There’s orange and ginger roast pork tenderloin, super savory and full of flavor. Roasted acorn squash with tahini-honey yogurt, an ode to the end of winter produce. And last but not at all least, spiced pear panna cotta with cardamom, not too sweet but creamy and lovely to eat.
When we went home that evening, we felt full and nourished and happy. And, as always, we want to share that with you. So look out for our Siggi’s recipes, which we’ve been sharing weekly on Instagram. And try incorporating any yogurt into your meals in new and creative ways. Here are a few ideas to get you started:
Green Goddess Dressing
Blend a few scoops of yogurt with ripe avocado, lemon or lime juice to taste, a little olive oil, plus fresh basil, mint, cilantro, scallions or chives for a super quick, healthy and delicious avo-yogurt dressing.
Tahini Yogurt
Mix 1/3 tahini with 2/3 plain greek yogurt. Season to taste with minced garlic, salt and pepper. Spread over the bottom of a serving bowl and top with raw or cooked veggies.

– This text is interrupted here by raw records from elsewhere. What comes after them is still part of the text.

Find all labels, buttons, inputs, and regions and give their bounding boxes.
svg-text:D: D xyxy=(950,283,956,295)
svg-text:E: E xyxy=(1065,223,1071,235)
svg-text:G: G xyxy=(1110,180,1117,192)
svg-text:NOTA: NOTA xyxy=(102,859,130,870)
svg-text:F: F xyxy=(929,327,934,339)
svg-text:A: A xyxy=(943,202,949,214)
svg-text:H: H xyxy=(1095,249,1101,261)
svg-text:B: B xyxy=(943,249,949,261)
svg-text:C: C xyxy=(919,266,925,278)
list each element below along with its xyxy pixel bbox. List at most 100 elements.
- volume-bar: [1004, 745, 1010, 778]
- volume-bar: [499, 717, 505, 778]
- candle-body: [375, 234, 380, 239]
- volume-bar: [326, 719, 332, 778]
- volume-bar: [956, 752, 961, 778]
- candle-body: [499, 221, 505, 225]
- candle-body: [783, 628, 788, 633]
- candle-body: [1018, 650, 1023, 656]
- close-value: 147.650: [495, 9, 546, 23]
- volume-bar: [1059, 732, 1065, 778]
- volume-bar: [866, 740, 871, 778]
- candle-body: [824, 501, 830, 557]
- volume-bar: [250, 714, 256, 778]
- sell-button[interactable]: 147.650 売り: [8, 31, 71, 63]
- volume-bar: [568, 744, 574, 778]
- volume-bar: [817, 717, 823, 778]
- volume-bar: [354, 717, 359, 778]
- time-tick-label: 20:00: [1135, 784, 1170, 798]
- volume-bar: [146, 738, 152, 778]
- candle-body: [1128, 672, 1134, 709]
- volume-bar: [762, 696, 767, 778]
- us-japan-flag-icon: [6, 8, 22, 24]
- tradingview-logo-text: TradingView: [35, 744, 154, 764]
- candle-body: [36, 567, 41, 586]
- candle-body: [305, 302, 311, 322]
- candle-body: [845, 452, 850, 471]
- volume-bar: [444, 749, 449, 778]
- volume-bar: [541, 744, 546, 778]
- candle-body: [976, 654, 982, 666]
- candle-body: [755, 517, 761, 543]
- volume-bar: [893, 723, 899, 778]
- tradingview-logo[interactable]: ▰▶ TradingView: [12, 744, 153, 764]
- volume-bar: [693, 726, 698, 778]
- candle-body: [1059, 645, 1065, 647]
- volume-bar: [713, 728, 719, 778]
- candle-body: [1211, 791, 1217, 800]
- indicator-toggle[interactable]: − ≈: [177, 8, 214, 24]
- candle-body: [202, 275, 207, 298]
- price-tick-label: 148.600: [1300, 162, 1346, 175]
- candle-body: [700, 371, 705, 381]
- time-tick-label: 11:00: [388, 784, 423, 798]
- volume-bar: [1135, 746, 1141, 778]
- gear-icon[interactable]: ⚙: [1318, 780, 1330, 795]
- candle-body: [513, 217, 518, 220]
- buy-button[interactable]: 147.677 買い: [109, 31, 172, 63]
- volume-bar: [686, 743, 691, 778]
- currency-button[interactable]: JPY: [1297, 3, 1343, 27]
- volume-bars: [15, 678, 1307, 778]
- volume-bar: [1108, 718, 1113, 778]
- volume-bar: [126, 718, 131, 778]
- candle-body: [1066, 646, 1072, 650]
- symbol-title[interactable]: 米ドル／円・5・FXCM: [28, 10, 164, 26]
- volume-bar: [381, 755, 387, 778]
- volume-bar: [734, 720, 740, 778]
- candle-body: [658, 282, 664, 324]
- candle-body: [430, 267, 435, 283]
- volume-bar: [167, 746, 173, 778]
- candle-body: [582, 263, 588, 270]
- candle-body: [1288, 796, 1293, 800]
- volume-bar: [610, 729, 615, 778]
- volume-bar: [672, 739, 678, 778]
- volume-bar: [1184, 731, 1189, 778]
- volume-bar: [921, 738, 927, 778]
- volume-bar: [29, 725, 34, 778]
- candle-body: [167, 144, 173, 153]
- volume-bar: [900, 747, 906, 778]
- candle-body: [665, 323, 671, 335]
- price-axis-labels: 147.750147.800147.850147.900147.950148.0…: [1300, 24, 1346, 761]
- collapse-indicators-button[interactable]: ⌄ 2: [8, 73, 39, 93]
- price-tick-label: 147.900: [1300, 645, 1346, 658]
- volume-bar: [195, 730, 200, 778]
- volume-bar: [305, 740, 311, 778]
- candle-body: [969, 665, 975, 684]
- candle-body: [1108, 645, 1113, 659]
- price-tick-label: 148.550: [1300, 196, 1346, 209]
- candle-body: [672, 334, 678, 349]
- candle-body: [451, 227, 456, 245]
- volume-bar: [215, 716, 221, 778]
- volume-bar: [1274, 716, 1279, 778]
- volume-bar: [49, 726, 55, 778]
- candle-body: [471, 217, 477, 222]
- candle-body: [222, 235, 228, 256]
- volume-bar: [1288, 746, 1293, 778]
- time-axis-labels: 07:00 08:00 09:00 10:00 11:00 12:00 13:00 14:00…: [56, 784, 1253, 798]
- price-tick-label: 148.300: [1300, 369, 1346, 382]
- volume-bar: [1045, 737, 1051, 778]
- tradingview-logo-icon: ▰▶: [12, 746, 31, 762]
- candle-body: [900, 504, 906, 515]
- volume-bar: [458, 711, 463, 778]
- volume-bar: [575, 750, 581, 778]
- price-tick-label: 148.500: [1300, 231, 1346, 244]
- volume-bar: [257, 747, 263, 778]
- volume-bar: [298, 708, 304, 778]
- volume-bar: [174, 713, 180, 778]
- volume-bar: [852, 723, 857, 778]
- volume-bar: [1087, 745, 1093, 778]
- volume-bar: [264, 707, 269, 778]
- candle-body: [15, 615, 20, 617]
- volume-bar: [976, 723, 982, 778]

Roasted sweet potatoes, freshly sliced avo, cilantro and sliced scallions is an oft-repeated variation on this around here.
Honey Yogurt
Add honey, toasted walnuts and cinnamon to taste and serve with any sliced fresh fruit or pound cake.
Yogurt Marinade
Whisk together yogurt, olive oil, lemon, garlic, ginger, salt and black pepper. We love to use this with chicken or pork. Depending, you may also want to incorporate spices like paprika, cayenne and cumin, or an herb like chopped cilantro. Transfer meat to a ziplock bag and coat with marinade. If possible, let marinate several hours, preferably overnight.